Reserve fund for new police station continues steady growth
Published 5:25 pm Tuesday, April 25, 2017
Washington’s Police and Fire Services conducted an open-house-type event Monday to show the public several designs for a new police station.
The Washington Police Department wants one of those designs, or perhaps another design, to become its new headquarters.
To help pay for that new facility, the city has set aside money each year in a public-safety capital reserve fund. At its retreat in February, the City Council, through consensus, decided to use a three-step plan for building a new police station — find a good site, design the facility and find the money to pay for the facility. Currently, the city has $1.24 million set aside for the new facility.
In his recommended budget for the 2017-2018 fiscal year, which begins July 1, City Manager Bobby Roberson suggested transferring $166,970 from the general fund to the public-safety capital reserve fund, the same amount transferred in the current budget. Roberson also suggested increasing the police station capital fund from $1,241,854 in the current fiscal year to $1,665,562 in the upcoming fiscal year, an increase of $423,708.

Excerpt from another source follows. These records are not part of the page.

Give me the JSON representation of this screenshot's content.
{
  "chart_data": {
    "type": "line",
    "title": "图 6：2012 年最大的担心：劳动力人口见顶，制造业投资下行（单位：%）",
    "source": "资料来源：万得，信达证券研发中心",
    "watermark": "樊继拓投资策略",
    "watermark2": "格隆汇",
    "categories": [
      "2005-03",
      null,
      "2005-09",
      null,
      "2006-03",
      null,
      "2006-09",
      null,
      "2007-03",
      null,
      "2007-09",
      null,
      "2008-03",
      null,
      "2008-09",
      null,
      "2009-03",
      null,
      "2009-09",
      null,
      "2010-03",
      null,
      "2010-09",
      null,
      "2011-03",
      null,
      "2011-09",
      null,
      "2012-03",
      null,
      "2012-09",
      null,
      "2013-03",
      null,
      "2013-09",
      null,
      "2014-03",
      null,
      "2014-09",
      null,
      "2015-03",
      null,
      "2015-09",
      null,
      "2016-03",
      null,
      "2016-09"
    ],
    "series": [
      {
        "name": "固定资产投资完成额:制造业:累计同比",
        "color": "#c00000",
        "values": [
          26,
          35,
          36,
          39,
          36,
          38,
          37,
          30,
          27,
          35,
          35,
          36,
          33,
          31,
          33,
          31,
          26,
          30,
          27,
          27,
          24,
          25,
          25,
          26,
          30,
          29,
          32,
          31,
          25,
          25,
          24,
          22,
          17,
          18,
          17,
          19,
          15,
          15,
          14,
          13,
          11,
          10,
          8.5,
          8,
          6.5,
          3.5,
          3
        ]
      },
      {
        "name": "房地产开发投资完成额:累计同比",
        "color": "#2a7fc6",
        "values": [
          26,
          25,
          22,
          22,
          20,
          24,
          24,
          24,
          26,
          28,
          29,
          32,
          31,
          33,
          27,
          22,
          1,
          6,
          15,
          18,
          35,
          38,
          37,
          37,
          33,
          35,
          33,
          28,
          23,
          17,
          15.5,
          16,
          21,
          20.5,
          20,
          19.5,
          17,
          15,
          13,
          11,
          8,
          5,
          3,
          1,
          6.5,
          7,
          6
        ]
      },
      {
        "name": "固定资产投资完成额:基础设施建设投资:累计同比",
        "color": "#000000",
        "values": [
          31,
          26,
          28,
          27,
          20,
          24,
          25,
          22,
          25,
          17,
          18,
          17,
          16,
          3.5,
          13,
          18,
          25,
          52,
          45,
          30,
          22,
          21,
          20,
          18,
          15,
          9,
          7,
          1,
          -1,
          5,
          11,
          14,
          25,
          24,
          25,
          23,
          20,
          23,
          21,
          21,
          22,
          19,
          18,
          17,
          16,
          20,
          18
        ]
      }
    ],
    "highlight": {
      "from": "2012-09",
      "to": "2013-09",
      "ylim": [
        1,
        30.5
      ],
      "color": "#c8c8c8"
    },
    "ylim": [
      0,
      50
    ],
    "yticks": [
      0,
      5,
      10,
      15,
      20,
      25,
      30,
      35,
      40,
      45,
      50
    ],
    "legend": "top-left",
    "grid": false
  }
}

For several years, the city has been setting aside part of its general-fund revenues into a reserve fund to help pay for capital expenditures such as building a new police station. Of the city’s property-tax rate of 50 cents per $100 valuation, just under 2 cents of that rate is designated for the city’s public safety capital reserve.

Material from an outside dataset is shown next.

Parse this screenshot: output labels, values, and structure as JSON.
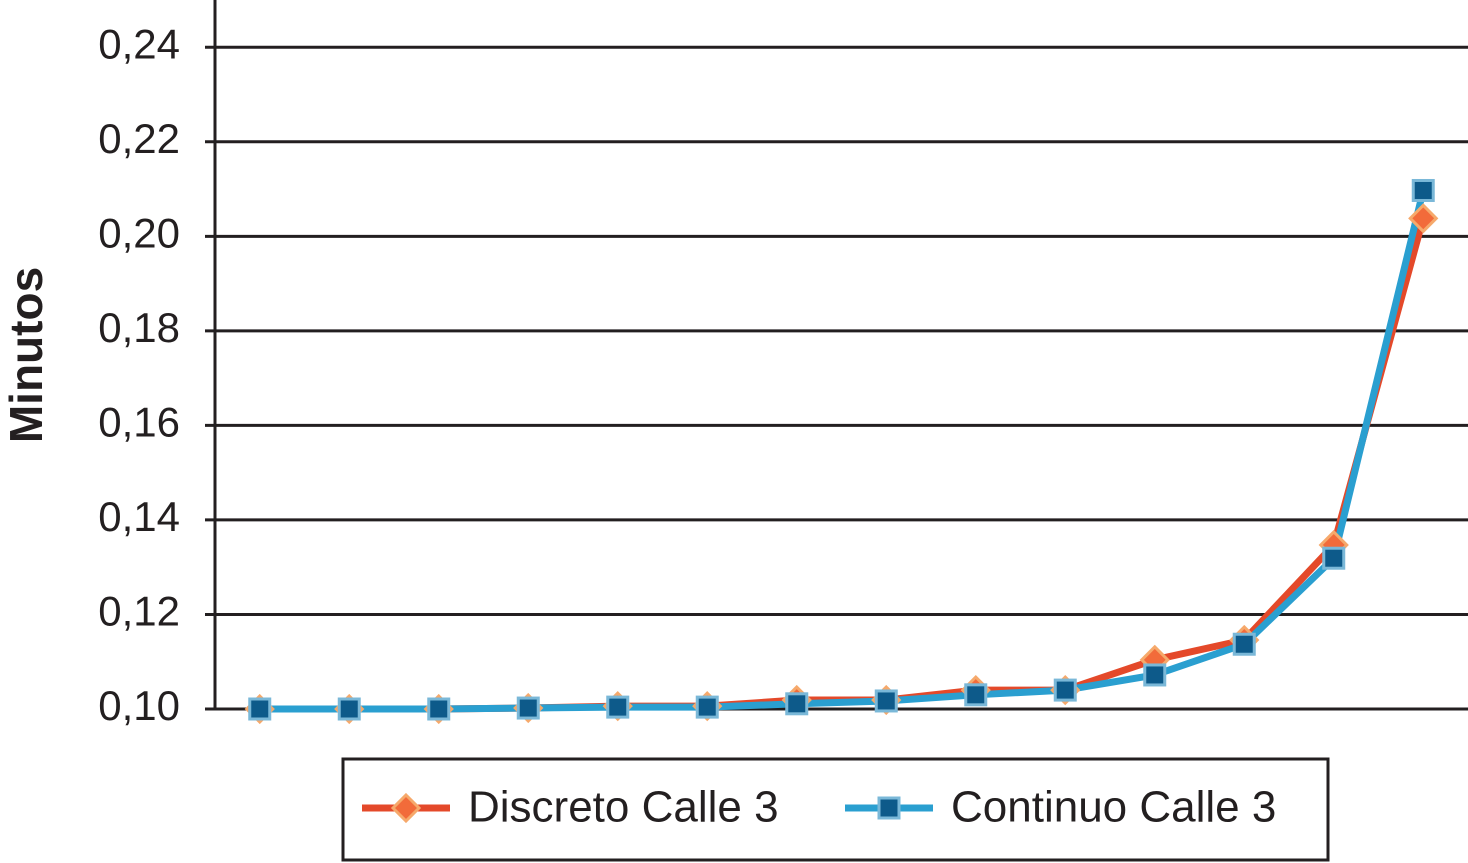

For at least 15 years, city officials have wrestled with building a new police station, building a new fire station to replace the headquarters station on North Market Street or a facility that would house both services.
At the retreat, Mayor Mac Hodges said the city made a “fair” offer to the owner of the former Dr Pepper plant site on West Third Street, one of the three sites the city identified as a possible location for a new police station, but the owner came back with a counter-offer that’s too high.
That site, bounded by U.S. Highway 17 Business and West Second, West Third and Van Norden streets, once housed a Dr Pepper bottling plant and manufactured gas plant, which left coal-tar deposits — polynuclear aromatic hydrocarbons, benzene and toluene —at the site. In 2007, Progress Energy and the North Carolina Department of Environment and Natural Resources worked together on a project to remove those deposits from the site.
In June 2016, the former Family Dollar site at the intersection of North Market and Third streets (where Tumble B Gym is located) and the city-owned land at the northeast corner of the intersection of East Fifth and North Bonner streets were identified as possible sites, too.